The most interesting result was the difference between men and women's responses. It may explain why men are such insensitive malodorous beasts and women are such whining wimps. Women's reporting of how awful the meat was and how calming the chocolate was far more extreme. The men apparently didn't notice the whiffs so much either way (which accounts for the unequal division of laundry labour). However the male immune response was actually stronger than the women's - positive for the chocolate, negative for the meat. They were suffering in silence.

Why should smell affect our immune system? Probably it's evolutionary. "Odour is processed in the same evolutionary ancient part of the brain as the emotions," says Dr Clowe.

The obvious inference is that we should take a lot more note of the aromas surrounding us. Maybe we will soon sue fast-food restaurants, not because their coffee is too hot but because the greasy smell that guffs out of the air vents gives us bad vibes. What the study does not show is whether the effects are momentary or longer lasting, but it does suggest that it is a good thing to fill your house and office with pleasant smells.

The study also did not measure whether smell affects the body's second line of defence, the internal circulatory immune system which would be more important for the development of smell therapies. "There is a `common sense' idea that smells can be uplifting," says Andrew Vickers, director of research at the Research Council for Complementary Medicine. "But in the case of aromatherapy, the success is so far largely anecdotal. A smell alone is not an effective cure for depression, for example."

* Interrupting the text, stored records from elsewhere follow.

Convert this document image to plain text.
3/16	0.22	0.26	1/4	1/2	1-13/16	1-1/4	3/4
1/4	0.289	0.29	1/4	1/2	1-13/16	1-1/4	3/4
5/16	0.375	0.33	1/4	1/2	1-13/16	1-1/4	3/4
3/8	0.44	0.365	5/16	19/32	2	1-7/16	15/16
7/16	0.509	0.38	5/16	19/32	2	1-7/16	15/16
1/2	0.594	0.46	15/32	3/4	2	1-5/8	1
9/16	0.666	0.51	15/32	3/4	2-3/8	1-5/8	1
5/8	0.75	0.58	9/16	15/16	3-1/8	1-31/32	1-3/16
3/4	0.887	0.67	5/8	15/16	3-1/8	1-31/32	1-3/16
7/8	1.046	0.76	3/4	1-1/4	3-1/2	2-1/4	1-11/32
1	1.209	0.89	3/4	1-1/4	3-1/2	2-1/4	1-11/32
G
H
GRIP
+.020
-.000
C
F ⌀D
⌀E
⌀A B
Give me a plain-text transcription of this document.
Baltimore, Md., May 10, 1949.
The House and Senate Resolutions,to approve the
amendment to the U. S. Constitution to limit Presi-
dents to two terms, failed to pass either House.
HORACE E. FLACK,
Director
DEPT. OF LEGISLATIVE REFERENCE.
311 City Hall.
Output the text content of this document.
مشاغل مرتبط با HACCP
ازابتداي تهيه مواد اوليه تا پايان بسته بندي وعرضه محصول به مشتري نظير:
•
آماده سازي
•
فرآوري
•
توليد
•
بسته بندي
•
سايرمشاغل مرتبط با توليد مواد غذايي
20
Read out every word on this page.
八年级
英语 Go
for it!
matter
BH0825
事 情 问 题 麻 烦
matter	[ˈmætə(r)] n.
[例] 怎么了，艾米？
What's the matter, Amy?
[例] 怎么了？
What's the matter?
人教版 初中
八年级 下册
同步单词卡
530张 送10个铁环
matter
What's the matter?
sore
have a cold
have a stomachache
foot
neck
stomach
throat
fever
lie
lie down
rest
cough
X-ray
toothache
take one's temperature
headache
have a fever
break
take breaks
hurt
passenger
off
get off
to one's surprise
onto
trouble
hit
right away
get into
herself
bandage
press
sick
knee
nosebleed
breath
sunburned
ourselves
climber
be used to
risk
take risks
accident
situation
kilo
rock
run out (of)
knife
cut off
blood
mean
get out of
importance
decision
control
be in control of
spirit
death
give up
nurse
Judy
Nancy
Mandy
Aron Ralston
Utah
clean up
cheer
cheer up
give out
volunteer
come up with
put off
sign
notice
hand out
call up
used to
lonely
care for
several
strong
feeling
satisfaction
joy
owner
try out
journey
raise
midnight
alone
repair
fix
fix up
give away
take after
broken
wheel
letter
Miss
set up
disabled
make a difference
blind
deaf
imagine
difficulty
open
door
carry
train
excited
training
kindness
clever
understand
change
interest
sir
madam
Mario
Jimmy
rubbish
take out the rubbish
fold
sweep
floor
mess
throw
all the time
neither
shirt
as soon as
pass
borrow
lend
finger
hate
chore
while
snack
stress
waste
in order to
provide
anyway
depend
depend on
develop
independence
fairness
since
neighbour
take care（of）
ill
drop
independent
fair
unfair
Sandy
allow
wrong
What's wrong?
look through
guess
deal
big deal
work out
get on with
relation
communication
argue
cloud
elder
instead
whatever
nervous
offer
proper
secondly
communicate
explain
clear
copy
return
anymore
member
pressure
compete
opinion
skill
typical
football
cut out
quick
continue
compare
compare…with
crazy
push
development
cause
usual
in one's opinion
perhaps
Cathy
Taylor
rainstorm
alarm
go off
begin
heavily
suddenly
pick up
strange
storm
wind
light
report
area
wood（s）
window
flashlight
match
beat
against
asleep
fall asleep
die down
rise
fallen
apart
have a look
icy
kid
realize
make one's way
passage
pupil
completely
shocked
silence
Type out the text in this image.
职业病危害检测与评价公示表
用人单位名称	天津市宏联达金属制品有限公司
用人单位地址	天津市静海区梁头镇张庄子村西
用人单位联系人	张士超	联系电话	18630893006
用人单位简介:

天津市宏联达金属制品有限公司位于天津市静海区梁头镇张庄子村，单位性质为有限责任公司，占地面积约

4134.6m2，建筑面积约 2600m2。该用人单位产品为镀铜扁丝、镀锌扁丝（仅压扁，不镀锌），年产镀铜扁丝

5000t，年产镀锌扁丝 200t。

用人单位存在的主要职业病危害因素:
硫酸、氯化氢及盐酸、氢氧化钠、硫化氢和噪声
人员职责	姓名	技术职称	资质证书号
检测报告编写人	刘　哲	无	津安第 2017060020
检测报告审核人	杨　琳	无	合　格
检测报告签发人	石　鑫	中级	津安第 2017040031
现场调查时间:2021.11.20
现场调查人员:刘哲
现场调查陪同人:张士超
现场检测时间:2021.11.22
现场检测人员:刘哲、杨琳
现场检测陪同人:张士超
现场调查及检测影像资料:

Another important point when deciding which smells will enhance your immune system may be personal association. Says Andrew Vickers: "There was an experiment where people were given a stressful intelligence test impregnated with a scent that was detectable, but not so strong that they would consciously register it. Afterwards, when the people encountered the same smell, they felt stressed." So before you fill your office with scented candles, know your own smells. Lavender is not oh-so-relaxing if, like me, you associate it with a recently deceased grandmother.

These are early days in smell and immune response research, but personally I can't wait for the time when people with too much perfume on are forced to wear government health warnings.